I have a section of code whereby I am assigning one of 2 values to the X members in an array of POINTs, and then adding a second array to the first. The array sizes are fixed at 16. Initially I had something like:
const int icLeft = left + ((buttonWidth - iconLen) >> 1);
const int icRight = icLeft + iconLen;
mWData.iconPts[0].x = mWData.iconPts[2].x = mWData.iconPts[4].x = mWData.iconPts[7].x = icLeft;
mWData.iconPts[8].x = mWData.iconPts[9].x = mWData.iconPts[10].x = mWData.iconPts[14].x = icLeft;
mWData.iconPts[1].x = mWData.iconPts[3].x = mWData.iconPts[5].x = mWData.iconPts[6].x = icRight;
mWData.iconPts[11].x = mWData.iconPts[12].x = mWData.iconPts[13].x = mWData.iconPts[15].x = icRight;
...and then add the 2nd array with a function:
add16Pts(mWData.iconPts, pts);
...defined as:
static inline void add16Pts(LPPOINT p0, const LPPOINT pAdd)
{
__m256i *cp = (__m256i *) p0;
const __m256i *ap = (__m256i *) pAdd;
for (int i = 0; i < 4; i++) cp[i] = _mm256_add_epi32(cp[i], ap[i]);
};
Now this worked fine but then I got to thinking, assigning values to an array of 16 x 2 ints, surely this is something avx could eat for breakfast and still be hungry!
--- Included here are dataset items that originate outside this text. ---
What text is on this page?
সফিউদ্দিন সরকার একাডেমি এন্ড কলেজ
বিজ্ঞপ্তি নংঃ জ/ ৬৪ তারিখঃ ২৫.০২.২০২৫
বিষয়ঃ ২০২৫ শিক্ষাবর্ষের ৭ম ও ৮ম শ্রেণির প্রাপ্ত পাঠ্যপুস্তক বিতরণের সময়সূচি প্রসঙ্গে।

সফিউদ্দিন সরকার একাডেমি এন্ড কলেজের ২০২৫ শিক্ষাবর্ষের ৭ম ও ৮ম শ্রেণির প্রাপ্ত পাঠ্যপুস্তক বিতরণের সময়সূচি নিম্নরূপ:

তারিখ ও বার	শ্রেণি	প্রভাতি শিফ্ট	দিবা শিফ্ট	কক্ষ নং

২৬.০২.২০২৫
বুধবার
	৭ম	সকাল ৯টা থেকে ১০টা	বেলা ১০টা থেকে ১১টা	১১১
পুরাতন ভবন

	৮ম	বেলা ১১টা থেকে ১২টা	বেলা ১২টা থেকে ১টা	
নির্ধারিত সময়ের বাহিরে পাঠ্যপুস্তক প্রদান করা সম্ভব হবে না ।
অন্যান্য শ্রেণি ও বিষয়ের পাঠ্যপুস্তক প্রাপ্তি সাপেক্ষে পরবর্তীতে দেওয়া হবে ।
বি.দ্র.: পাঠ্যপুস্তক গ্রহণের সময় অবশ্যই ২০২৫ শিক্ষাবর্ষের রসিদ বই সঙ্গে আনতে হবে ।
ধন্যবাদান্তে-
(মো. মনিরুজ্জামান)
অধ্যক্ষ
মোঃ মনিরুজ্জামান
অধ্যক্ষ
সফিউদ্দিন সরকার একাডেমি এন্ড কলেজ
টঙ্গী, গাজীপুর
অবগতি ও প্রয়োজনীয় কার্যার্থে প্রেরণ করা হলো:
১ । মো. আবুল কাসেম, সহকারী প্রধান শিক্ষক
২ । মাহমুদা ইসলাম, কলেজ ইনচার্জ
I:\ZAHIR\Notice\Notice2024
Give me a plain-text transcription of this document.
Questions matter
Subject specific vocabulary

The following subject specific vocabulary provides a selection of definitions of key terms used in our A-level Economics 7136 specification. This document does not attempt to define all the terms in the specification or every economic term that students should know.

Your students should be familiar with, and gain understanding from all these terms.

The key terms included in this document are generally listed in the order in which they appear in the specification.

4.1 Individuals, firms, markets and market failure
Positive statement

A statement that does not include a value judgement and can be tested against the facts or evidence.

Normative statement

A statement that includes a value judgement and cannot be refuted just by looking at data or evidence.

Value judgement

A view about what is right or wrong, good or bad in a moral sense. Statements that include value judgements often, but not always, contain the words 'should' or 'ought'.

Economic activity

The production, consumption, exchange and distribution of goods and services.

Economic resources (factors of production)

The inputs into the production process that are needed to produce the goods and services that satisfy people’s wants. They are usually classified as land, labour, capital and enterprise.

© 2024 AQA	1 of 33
So after some hours of research and experimention I replaced the above code with with:
__m256i rL;
rL.m256i_i64[0] = (u64)(left + ((buttonWidth - iconLen) >> 1));
rL.m256i_i64[1] = rL.m256i_i64[0] + iconLen;
__m256i *aa = (__m256i *) mWData.iconPts;
aa[0] = _mm256_permute4x64_epi64(rL, 0b01000100);
aa[1] = _mm256_permute4x64_epi64(rL, 0b00010100);
aa[2] = _mm256_permute4x64_epi64(rL, 0b01000000);
aa[3] = _mm256_permute4x64_epi64(rL, 0b01000101);
const __m256i *addp = (__m256i *) pts;
aa[0] = _mm256_add_epi32(aa[0], addp[0]);
aa[1] = _mm256_add_epi32(aa[1], addp[1]);
aa[2] = _mm256_add_epi32(aa[2], addp[2]);
aa[3] = _mm256_add_epi32(aa[3], addp[3]);
Now this works a treat but the question still bothering me is if it might be more performant to do:
__m256i *aa = (__m256i *) mWData.iconPts;
const __m256i *addp = (__m256i *) pts;
aa[0] = _mm256_add_epi32(_mm256_permute4x64_epi64(rL, 0b01000100), addp[0]);
aa[1] = _mm256_add_epi32(_mm256_permute4x64_epi64(rL, 0b00010100), addp[1]);
aa[2] = _mm256_add_epi32(_mm256_permute4x64_epi64(rL, 0b01000000), addp[2]);
aa[3] = _mm256_add_epi32(_mm256_permute4x64_epi64(rL, 0b01000101), addp[3]);
_mm256_add_epi32 has latency of 1 and a throughput of 0.33 so theoretically can do 3 per cycle (in a perfect world). Plus having each of the 16 bytes messed with at the same time (or nearly), might help as opposed to doing 4 assignments followed by 4 adds. This section of code might be run repeatedly thousands of times so performance matters. But I'm not an expert of the mysterious goings on of cpu caching and pipelining etc so I would be interested to hear which way would be better and also if there is anything else I can do to make it faster.